В продолжение всей следующей ночи, дня, другой ночи и другого дня Гофман видел только одно: фантастическую танцовщицу и не менее фантастического доктора. Между этими двумя существовала такая связь, что Гофман не мог разделить их даже в мыслях. В продолжение этого видения – летавшей над сценой Арсены – юноша слышал не звуки оркестра, но тихий голос доктора и стук его пальцев по табакерке из черного дерева. Время от времени молодого человека ослепляли тысячи искр – это было сияние табакерки доктора и пряжки танцовщицы. Какая-то невидимая нить, казалось, связывала бриллиантовую гильотину с бриллиантовой мертвой головой. Теодора поражала неподвижность взгляда доктора, который, похоже, по собственному произволу то приближал, то заставлял удаляться прелестную танцовщицу. Его глаза напоминали глаза змеи, гипнотизирующие маленькую птичку.
Мысль отправиться в Оперу посещала Гофмана сто тысяч раз. Но пока не наступил роковой час, Гофман дал себе слово не поддаваться искушению. Он пытался противостоять ему всеми способами: во-первых, прибегая к своему медальону, во-вторых, пробуя писать Антонии. Но, когда он открывал медальон, лицо Антонии, казалось, принимало такое унылое выражение, что Гофман спешил поскорее закрыть его. Первые строки его письма были так запутанны, что он разорвал десять писем, прежде чем дошел до третьей доли первой страницы.
Наконец, прошел и второй день. Миг открытия театра приближался. Пробило семь часов, и при этом последнем призыве Гофман сбежал с лестницы и полетел в направлении улицы Сен-Мартен.
На этот раз менее чем за четверть часа, не спрашивая ни у кого дороги, как будто невидимый проводник указывал ему путь, юноша очутился у подъезда Оперы. Но странное дело: у этого входа не толпились, как два дня тому назад, зрители. Однако юноша не придал этому особого значения. Гофман бросил шесть франков кассирше, взял билет и поспешно вошел в зал.

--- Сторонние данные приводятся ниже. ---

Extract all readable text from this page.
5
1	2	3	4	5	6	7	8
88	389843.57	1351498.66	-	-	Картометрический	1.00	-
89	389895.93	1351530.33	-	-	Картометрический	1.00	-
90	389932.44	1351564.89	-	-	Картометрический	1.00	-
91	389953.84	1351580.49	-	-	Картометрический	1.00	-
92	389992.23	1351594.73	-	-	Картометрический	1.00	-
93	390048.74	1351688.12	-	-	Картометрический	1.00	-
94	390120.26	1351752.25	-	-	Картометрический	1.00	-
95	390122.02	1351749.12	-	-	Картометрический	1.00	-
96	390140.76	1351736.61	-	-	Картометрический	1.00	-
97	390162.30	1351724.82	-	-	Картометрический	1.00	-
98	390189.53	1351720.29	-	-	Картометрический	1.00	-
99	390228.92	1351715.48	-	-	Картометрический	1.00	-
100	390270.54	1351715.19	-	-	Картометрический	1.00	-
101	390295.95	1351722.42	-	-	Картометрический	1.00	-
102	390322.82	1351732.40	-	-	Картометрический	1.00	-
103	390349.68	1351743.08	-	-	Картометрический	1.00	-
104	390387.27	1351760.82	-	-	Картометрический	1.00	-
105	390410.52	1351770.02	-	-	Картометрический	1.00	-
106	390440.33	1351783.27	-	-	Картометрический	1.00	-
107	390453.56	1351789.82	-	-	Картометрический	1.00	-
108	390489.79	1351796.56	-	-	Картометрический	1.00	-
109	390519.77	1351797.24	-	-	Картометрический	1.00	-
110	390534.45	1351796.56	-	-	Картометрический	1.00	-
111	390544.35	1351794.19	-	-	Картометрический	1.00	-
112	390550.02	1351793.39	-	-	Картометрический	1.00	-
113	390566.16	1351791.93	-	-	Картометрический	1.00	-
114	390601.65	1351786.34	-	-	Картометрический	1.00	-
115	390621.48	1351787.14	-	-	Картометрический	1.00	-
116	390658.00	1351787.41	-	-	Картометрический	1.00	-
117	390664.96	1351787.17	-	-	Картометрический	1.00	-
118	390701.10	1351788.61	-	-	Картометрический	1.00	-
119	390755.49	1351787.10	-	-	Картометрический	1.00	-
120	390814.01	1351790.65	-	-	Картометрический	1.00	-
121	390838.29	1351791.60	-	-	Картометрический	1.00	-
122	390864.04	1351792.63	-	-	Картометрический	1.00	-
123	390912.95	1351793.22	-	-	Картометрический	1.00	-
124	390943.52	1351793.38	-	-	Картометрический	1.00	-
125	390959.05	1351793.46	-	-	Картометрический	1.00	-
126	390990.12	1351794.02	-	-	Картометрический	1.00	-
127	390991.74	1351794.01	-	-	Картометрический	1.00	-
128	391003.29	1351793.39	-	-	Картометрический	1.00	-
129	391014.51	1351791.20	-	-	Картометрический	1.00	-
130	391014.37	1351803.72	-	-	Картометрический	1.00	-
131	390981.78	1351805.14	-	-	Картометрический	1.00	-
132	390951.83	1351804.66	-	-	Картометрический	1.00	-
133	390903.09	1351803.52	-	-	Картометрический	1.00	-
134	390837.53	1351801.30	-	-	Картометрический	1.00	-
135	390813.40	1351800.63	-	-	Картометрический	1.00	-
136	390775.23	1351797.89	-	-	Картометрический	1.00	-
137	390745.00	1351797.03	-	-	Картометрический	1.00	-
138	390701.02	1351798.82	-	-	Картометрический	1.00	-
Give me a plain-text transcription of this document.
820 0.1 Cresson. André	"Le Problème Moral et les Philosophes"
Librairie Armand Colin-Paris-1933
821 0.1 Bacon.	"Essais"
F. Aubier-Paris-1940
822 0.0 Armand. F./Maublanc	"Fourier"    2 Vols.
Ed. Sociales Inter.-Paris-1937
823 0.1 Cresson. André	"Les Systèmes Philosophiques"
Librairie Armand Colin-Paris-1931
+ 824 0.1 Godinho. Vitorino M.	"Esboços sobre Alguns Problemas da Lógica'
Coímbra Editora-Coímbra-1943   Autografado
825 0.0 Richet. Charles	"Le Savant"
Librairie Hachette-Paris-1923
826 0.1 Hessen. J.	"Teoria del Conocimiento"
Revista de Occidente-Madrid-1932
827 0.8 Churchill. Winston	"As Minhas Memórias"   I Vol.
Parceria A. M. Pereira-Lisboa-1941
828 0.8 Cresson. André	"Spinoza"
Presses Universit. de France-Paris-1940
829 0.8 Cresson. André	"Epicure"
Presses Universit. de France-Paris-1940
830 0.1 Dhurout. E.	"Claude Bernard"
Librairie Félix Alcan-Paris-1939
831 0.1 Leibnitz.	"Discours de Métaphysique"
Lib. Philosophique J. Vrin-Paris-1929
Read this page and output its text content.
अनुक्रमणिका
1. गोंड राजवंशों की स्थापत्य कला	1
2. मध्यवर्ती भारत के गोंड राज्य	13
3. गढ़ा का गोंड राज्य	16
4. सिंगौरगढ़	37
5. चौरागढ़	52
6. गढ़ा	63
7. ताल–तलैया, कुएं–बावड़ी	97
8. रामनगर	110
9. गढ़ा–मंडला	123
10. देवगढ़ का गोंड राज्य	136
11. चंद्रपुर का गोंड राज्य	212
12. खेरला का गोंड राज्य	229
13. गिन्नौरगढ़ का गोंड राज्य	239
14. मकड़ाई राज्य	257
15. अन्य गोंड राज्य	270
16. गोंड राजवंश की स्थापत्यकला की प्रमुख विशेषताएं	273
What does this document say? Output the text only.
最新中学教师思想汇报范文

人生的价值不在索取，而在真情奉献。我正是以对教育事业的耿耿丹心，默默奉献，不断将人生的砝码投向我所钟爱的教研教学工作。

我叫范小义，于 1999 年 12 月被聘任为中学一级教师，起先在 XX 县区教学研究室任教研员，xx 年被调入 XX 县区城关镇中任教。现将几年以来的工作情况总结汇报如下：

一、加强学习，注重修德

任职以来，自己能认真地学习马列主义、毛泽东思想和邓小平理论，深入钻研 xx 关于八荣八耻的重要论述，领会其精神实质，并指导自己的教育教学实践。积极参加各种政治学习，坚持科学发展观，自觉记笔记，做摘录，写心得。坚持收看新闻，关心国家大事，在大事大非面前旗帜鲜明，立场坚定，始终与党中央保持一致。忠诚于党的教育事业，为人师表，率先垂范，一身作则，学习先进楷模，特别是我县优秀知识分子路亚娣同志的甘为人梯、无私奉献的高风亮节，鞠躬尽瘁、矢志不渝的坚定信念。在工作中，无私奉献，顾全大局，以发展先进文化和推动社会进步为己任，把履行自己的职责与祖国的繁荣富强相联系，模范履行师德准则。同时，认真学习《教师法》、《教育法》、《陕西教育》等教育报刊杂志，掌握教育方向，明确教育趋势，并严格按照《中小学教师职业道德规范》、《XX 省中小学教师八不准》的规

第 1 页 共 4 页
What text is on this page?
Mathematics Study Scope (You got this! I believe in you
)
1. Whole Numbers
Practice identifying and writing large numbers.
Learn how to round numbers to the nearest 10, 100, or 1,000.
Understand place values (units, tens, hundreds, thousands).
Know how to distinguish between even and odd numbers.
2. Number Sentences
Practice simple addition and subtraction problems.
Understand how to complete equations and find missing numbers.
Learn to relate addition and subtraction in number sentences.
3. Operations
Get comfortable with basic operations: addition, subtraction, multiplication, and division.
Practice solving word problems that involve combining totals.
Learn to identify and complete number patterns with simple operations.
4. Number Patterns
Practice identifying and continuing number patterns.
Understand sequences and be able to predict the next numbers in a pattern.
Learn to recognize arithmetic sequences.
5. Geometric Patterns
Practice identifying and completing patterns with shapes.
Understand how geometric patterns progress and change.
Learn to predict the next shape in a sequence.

С ним произошла страшная перемена: его убранство изменилось, да и заполнен он был лишь наполовину. Вместо прелестных дам и щеголеватых господ, которых Гофман надеялся опять встретить, он видел только женщин в кафтанах и мужчин в республиканских куртках. Больше не было ни драгоценностей, ни цветов, ни обнаженных плеч, дышавших аристократической негой. Красные шапки и круглые чепцы, украшенные огромными национальными бантами, темные платья и грустные лица – вот что предстало взору юноши. В противоположных углах зала стояли два безобразных бюста, два перекошенных гримасой лица, одно – улыбающееся, другое – печальное: бюсты Вольтера и Марата.
Авансцена едва освещалась и казалась мрачной и пустой. Декорация пещеры оставалась, но льва не было. Два соседних кресла пустовали. Гофман занял одно из них – это было то самое место, которое он занимал прежде. Место, где сидел доктор, осталось пустым.
Весь первый акт Гофман не обращал внимания ни на оркестр, ни на актеров. Эта музыка была уже знакома ему, и он успел оценить ее при первом исполнении. До актеров ему и вовсе не было дела: он пришел не затем, чтобы смотреть на них, – он пришел ради Арсены.
Занавес поднялся во втором акте, и начался балет. Вся душа, все сердце, самое существо молодого человека изнывали в ожидании. Он предвкушал появление танцовщицы. Вдруг Гофман испустил крик: в роли Флоры, что должна была исполнять Арсена, предстала не она.